Facilitating Postsecondary Education and Training for TANF Recipients

| Gayle Hamilton, Susan Scrivener

Increasing education among low-income parents is a vital component of policies to improve families’ economic status. This policy brief draws on rigorous studies to highlight what is known about effects to encourage participation in and completion of postsecondary education among recipients of Temporary Assistance for Needy Families (TANF) cash assistance and other low-income populations. It is challenging to increase higher education enrollment, particularly among low-income, employed single parents. However, some community-college-based programs have succeeded, although only one has increased school persistence in the medium term.

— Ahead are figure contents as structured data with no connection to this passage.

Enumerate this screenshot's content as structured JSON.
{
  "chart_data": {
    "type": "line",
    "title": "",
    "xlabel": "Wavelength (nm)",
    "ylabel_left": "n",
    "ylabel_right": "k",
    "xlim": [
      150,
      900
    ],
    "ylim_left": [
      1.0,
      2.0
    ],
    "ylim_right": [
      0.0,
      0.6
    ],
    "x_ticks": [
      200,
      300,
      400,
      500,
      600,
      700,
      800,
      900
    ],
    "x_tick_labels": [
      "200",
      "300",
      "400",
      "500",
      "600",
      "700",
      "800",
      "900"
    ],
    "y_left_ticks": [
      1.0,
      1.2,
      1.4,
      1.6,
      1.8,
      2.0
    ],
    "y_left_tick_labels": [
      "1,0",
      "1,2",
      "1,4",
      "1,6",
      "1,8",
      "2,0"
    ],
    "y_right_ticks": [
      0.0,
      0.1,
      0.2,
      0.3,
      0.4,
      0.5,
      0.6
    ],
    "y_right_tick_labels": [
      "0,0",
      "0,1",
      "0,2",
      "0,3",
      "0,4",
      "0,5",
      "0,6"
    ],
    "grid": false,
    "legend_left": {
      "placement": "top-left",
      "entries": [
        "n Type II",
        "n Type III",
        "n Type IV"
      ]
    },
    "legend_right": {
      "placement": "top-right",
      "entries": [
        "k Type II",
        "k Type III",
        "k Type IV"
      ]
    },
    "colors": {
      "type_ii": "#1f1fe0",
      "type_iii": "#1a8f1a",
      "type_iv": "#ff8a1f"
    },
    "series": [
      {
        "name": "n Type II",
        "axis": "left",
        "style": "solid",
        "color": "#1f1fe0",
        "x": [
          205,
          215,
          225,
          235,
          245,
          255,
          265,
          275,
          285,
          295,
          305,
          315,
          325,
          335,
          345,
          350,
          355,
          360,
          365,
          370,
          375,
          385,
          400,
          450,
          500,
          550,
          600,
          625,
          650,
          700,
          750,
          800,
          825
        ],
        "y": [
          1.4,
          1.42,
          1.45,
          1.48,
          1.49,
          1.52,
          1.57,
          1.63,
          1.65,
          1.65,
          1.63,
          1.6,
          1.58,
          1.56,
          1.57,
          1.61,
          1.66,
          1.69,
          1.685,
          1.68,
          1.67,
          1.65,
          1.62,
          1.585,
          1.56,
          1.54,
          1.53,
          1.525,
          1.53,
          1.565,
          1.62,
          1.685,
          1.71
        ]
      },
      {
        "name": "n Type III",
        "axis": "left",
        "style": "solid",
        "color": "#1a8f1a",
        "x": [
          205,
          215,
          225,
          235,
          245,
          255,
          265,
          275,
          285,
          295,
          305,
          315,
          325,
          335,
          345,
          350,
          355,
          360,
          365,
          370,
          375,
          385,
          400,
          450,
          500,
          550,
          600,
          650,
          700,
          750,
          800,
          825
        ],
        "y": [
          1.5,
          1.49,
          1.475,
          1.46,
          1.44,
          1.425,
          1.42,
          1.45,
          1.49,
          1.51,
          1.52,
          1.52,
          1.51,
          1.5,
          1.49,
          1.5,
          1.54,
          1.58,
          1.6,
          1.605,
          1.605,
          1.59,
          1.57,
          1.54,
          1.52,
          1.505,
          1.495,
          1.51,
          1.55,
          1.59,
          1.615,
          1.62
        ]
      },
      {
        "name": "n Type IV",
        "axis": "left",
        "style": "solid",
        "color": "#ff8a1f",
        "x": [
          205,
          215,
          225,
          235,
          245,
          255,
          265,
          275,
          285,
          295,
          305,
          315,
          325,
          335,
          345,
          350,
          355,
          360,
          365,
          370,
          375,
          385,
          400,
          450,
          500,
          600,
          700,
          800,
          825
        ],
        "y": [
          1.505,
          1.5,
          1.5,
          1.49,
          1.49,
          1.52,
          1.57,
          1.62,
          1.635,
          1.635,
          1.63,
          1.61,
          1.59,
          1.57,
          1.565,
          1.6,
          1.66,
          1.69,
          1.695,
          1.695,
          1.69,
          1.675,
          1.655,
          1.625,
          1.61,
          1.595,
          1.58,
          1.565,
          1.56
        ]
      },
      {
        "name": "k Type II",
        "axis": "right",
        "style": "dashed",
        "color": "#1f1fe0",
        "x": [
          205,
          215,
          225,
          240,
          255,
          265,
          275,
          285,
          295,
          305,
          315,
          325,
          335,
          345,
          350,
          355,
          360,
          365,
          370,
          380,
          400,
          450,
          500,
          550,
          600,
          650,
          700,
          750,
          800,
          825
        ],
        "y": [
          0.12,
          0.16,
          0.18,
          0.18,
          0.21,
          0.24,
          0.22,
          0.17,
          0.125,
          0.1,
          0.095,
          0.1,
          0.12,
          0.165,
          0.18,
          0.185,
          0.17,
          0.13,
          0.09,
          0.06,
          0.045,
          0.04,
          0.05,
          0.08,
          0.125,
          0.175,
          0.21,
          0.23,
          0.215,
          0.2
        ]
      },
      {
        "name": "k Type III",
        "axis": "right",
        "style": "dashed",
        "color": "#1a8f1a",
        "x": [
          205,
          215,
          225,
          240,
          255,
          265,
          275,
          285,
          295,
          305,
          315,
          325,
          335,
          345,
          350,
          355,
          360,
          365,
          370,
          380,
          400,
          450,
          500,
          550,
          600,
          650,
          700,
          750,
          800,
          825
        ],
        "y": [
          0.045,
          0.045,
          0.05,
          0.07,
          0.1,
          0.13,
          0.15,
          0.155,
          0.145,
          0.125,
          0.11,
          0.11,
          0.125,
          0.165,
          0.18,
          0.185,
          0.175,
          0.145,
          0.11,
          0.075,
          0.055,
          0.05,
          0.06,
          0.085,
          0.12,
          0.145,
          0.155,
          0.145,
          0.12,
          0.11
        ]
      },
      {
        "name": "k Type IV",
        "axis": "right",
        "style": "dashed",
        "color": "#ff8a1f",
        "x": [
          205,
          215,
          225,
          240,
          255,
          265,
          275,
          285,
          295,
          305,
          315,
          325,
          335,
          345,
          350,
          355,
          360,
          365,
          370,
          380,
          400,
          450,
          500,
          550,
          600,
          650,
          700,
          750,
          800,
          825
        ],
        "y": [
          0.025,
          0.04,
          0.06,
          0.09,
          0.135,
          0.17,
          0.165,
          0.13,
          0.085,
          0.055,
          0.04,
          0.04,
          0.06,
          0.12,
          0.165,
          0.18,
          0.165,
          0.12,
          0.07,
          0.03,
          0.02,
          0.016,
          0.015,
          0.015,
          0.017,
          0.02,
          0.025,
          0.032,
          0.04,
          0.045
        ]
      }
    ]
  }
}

The research shows that some strategies can increase TANF recipients’ and other low-income adults’ engagement and persistence in postsecondary education and training and can boost earnings. Moreover, it shows that various agencies and institutions can work together to promote higher education among low-income parents. But new, potentially more effective interventions are needed, and new interventions — along with promising current ones — must be rigorously tested and the successful ones brought to scale. Taking into account strategies found to be effective and hypotheses for why some tested programs were not effective, the brief suggests the following approaches:

  • Adopting a career pathways framework. Programs using this framework generally offer academic, occupational, and life-skills training that employers value, financial and supportive services, and defined links to employment opportunities, with a goal of moving individuals up career pathways.
  • Use a sector approach. While this approach has shown promise on a small scale, it would be useful to examine whether sector-based training programs can be implemented on a larger scale than previously, as well as in different settings and focusing on different sectors.
  • Incorporate more reforms within community college settings. Given community colleges’ extensive role in educating and training low-income adults, improving their programs is key.
  • Explore ways for more low-income adults to receive a high school diploma or GED in concert with, or before quickly transitioning to, vocational training and postsecondary education.